In a letter sent to Business, Energy and Industrial Strategy Committee (BEIS) select committee chair Rachel Reeves, he noted there is a risk that the FRC may only be ‘half reformed and lacking the teeth that only legislation can give it’.
While noting that the UK government has many ‘competing priorities’ currently, he expressed his disappointment that legislation to put the new regulator on a proper statutory base and to give it additional powers it needs to do its job was not mentioned in the Queen’s Speech on Monday. The Queen’s Speech is the formal process of opening a parliamentary session in the UK which sets out the government’s priorities.
While expressing his concerns, he also noted that significant progress had been made by the FRC and the government and gave his approval of the new chair and chief executive of the FRC who took up their roles last week.

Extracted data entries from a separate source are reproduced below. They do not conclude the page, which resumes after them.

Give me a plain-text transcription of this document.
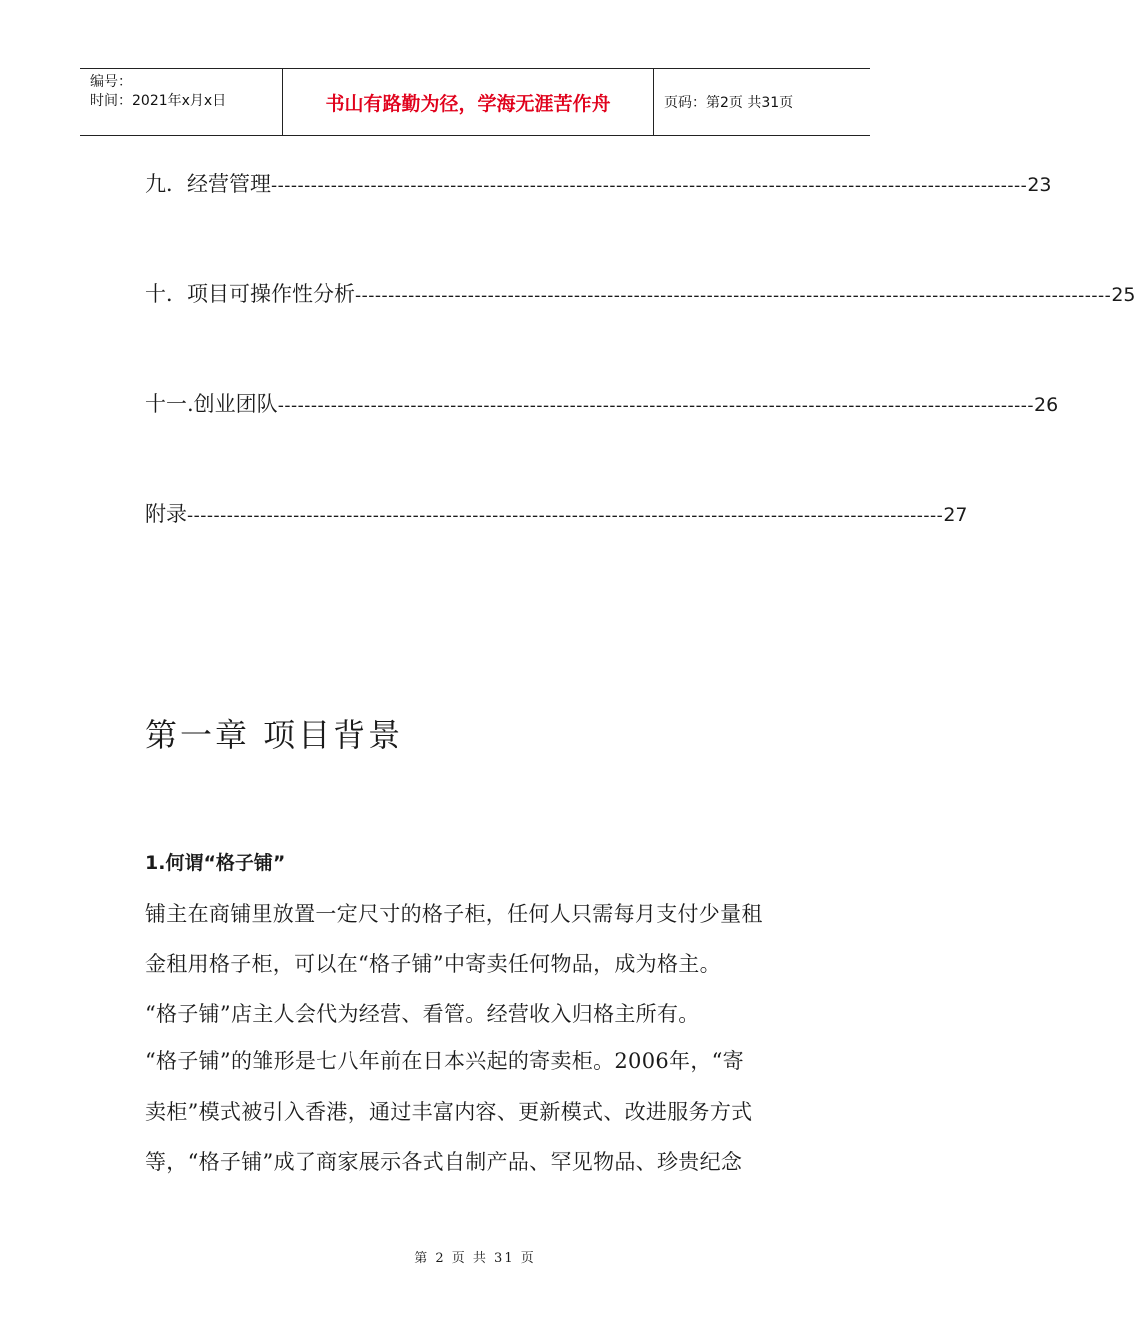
编号：
时间：2021年x月x日	书山有路勤为径，学海无涯苦作舟	页码：第2页 共31页
九．经营管理 ------------------------------------------------------------------------------------------------------------------ 23
十．项目可操作性分析 ------------------------------------------------------------------------------------------------------------------ 25
十一.创业团队 ------------------------------------------------------------------------------------------------------------------ 26
附录 ------------------------------------------------------------------------------------------------------------------ 27
第一章 项目背景
1.何谓“格子铺”
铺主在商铺里放置一定尺寸的格子柜，任何人只需每月支付少量租
金租用格子柜，可以在“格子铺”中寄卖任何物品，成为格主。
“格子铺”店主人会代为经营、看管。经营收入归格主所有。
“格子铺”的雏形是七八年前在日本兴起的寄卖柜。2006年，“寄
卖柜”模式被引入香港，通过丰富内容、更新模式、改进服务方式
等，“格子铺”成了商家展示各式自制产品、罕见物品、珍贵纪念
第 2 页 共 31 页
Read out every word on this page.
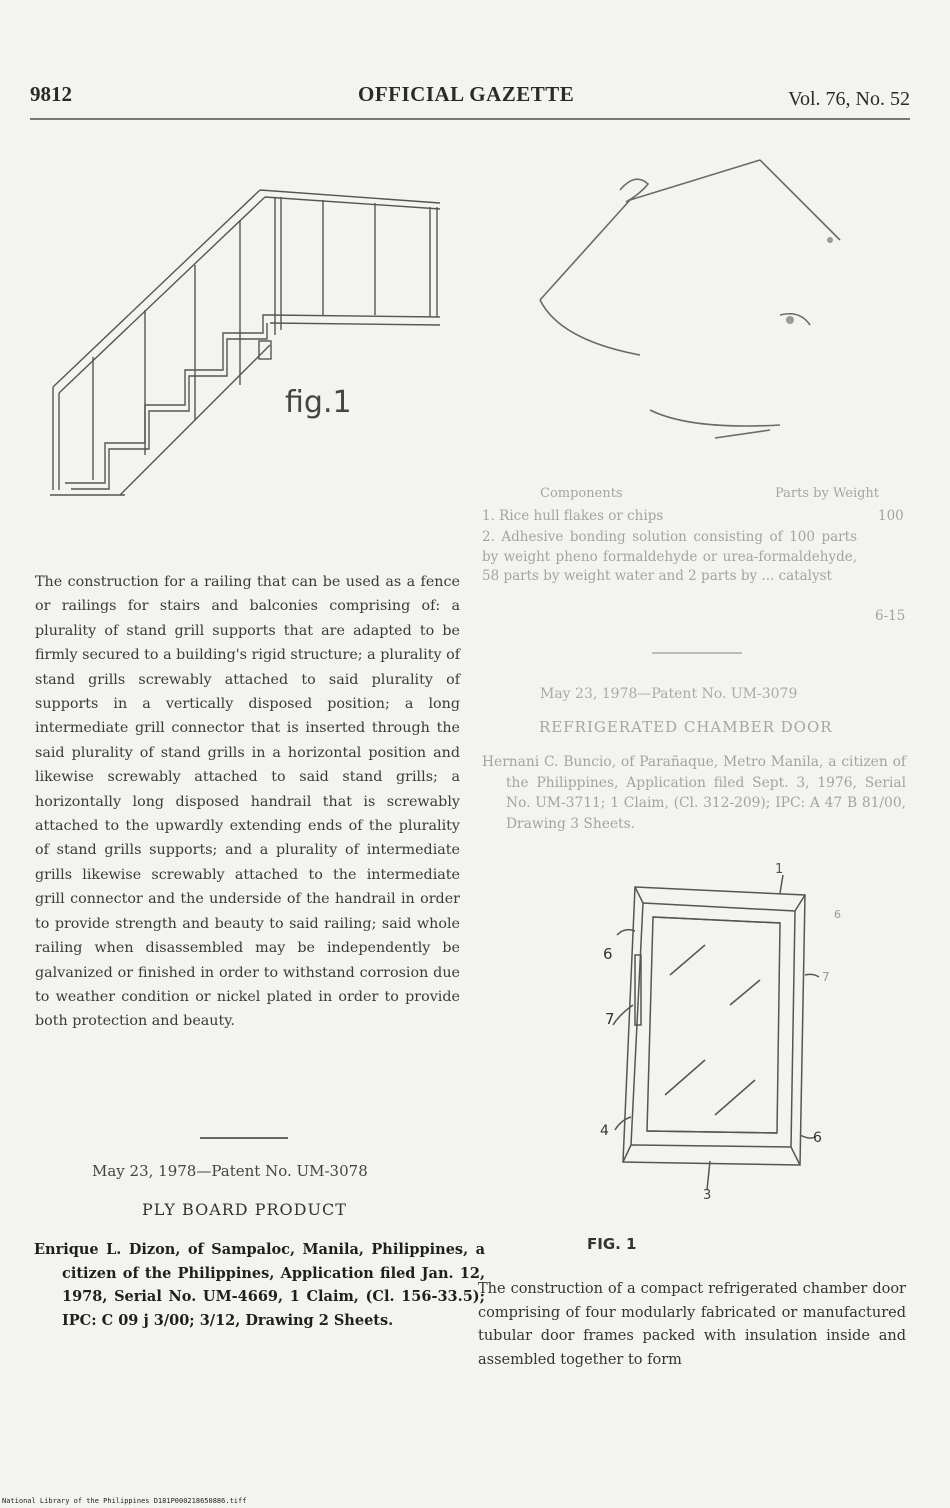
9812	OFFICIAL GAZETTE	Vol. 76, No. 52
fig.1
The construction for a railing that can be used as a fence or railings for stairs and balconies comprising of: a plurality of stand grill supports that are adapted to be firmly secured to a building's rigid structure; a plurality of stand grills screwably attached to said plurality of supports in a vertically disposed position; a long intermediate grill connector that is inserted through the said plurality of stand grills in a horizontal position and likewise screwably attached to said stand grills; a horizontally long disposed handrail that is screwably attached to the upwardly extending ends of the plurality of stand grills supports; and a plurality of intermediate grills likewise screwably attached to the intermediate grill connector and the underside of the handrail in order to provide strength and beauty to said railing; said whole railing when disassembled may be independently be galvanized or finished in order to withstand corrosion due to weather condition or nickel plated in order to provide both protection and beauty.
May 23, 1978—Patent No. UM-3078
PLY BOARD PRODUCT
Enrique L. Dizon, of Sampaloc, Manila, Philippines, a citizen of the Philippines, Application filed Jan. 12, 1978, Serial No. UM-4669, 1 Claim, (Cl. 156-33.5); IPC: C 09 j 3/00; 3/12, Drawing 2 Sheets.
Components	Parts by Weight
1. Rice hull flakes or chips	100
2. Adhesive bonding solution consisting of 100 parts by weight pheno formaldehyde or urea-formaldehyde, 58 parts by weight water and 2 parts by ... catalyst
6-15
May 23, 1978—Patent No. UM-3079
REFRIGERATED CHAMBER DOOR
Hernani C. Buncio, of Parañaque, Metro Manila, a citizen of the Philippines, Application filed Sept. 3, 1976, Serial No. UM-3711; 1 Claim, (Cl. 312-209); IPC: A 47 B 81/00, Drawing 3 Sheets.
1
6
7
6
4
6
3
7
FIG. 1
The construction of a compact refrigerated chamber door comprising of four modularly fabricated or manufactured tubular door frames packed with insulation inside and assembled together to form
National Library of the Philippines D181P000218650886.tiff
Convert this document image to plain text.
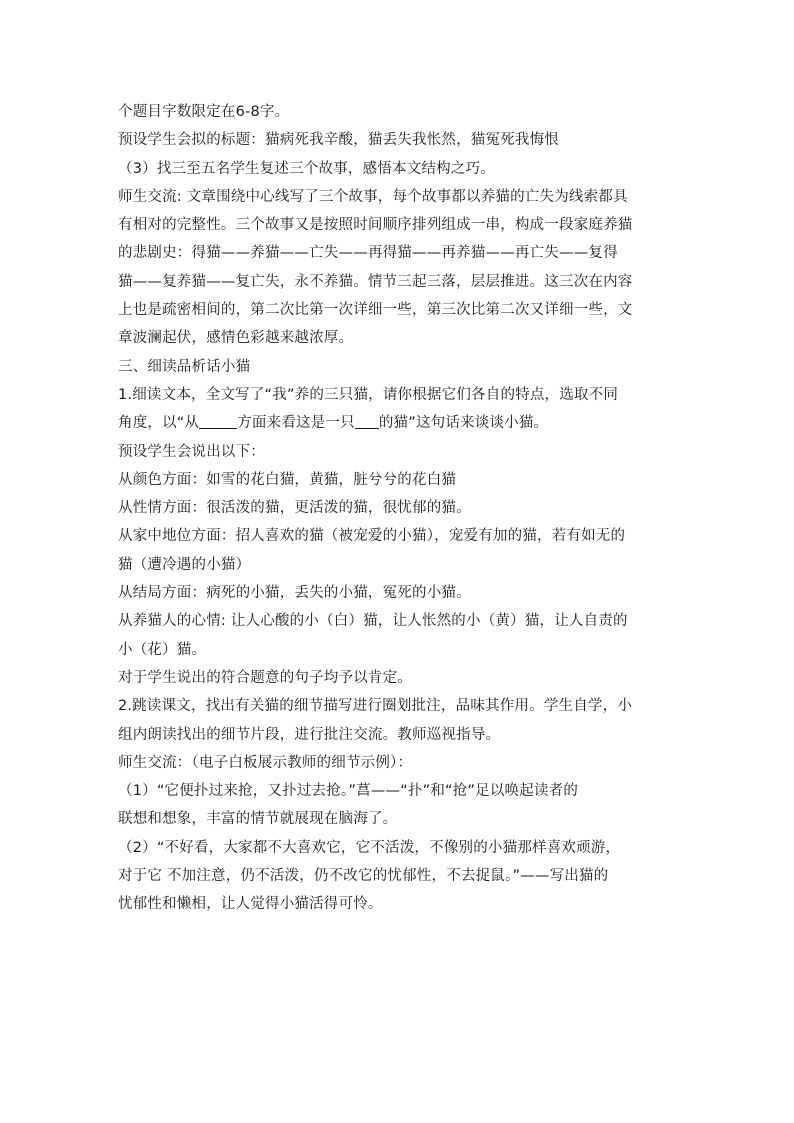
个题目字数限定在6-8字。
预设学生会拟的标题：猫病死我辛酸，猫丢失我怅然，猫冤死我悔恨
（3）找三至五名学生复述三个故事，感悟本文结构之巧。
师生交流: 文章围绕中心线写了三个故事，每个故事都以养猫的亡失为线索都具
有相对的完整性。三个故事又是按照时间顺序排列组成一串，构成一段家庭养猫
的悲剧史：得猫——养猫——亡失——再得猫——再养猫——再亡失——复得
猫——复养猫——复亡失，永不养猫。情节三起三落，层层推进。这三次在内容
上也是疏密相间的，第二次比第一次详细一些，第三次比第二次又详细一些，文
章波澜起伏，感情色彩越来越浓厚。
三、细读品析话小猫
1.细读文本，全文写了“我”养的三只猫，请你根据它们各自的特点，选取不同
角度，以“从	方面来看这是一只 的猫”这句话来谈谈小猫。
预设学生会说出以下：
从颜色方面：如雪的花白猫，黄猫，脏兮兮的花白猫
从性情方面：很活泼的猫，更活泼的猫，很忧郁的猫。
从家中地位方面：招人喜欢的猫（被宠爱的小猫），宠爱有加的猫，若有如无的
猫（遭冷遇的小猫）
从结局方面：病死的小猫，丢失的小猫，冤死的小猫。
从养猫人的心情: 让人心酸的小（白）猫，让人怅然的小（黄）猫，让人自责的
小（花）猫。
对于学生说出的符合题意的句子均予以肯定。
2.跳读课文，找出有关猫的细节描写进行圈划批注，品味其作用。学生自学，小
组内朗读找出的细节片段，进行批注交流。教师巡视指导。
师生交流：（电子白板展示教师的细节示例）：
（1）“它便扑过来抢，又扑过去抢。”菖——“扑”和“抢”足以唤起读者的
联想和想象，丰富的情节就展现在脑海了。
（2）“不好看，大家都不大喜欢它，它不活泼，不像别的小猫那样喜欢顽游，
对于它 不加注意，仍不活泼，仍不改它的忧郁性，不去捉鼠。”——写出猫的
忧郁性和懒相，让人觉得小猫活得可怜。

Kingman led the review into the FRC following the collapse of the construction company Carillion, which brought much public and political scrutiny to the audit profession and the FRC, to see if it was still fit for purpose.
His review found that it was no longer fit for purpose and that it should be replace by a new regulator known as the Audit, Reporting and Governance Authority (ARGA) which would be given greater powers to regulate the audit industry in the UK.
He also suggested that while the FRC transitions into ARGA it should it implement aspects of the transition which can be undertaken or initiated in advance of legislation.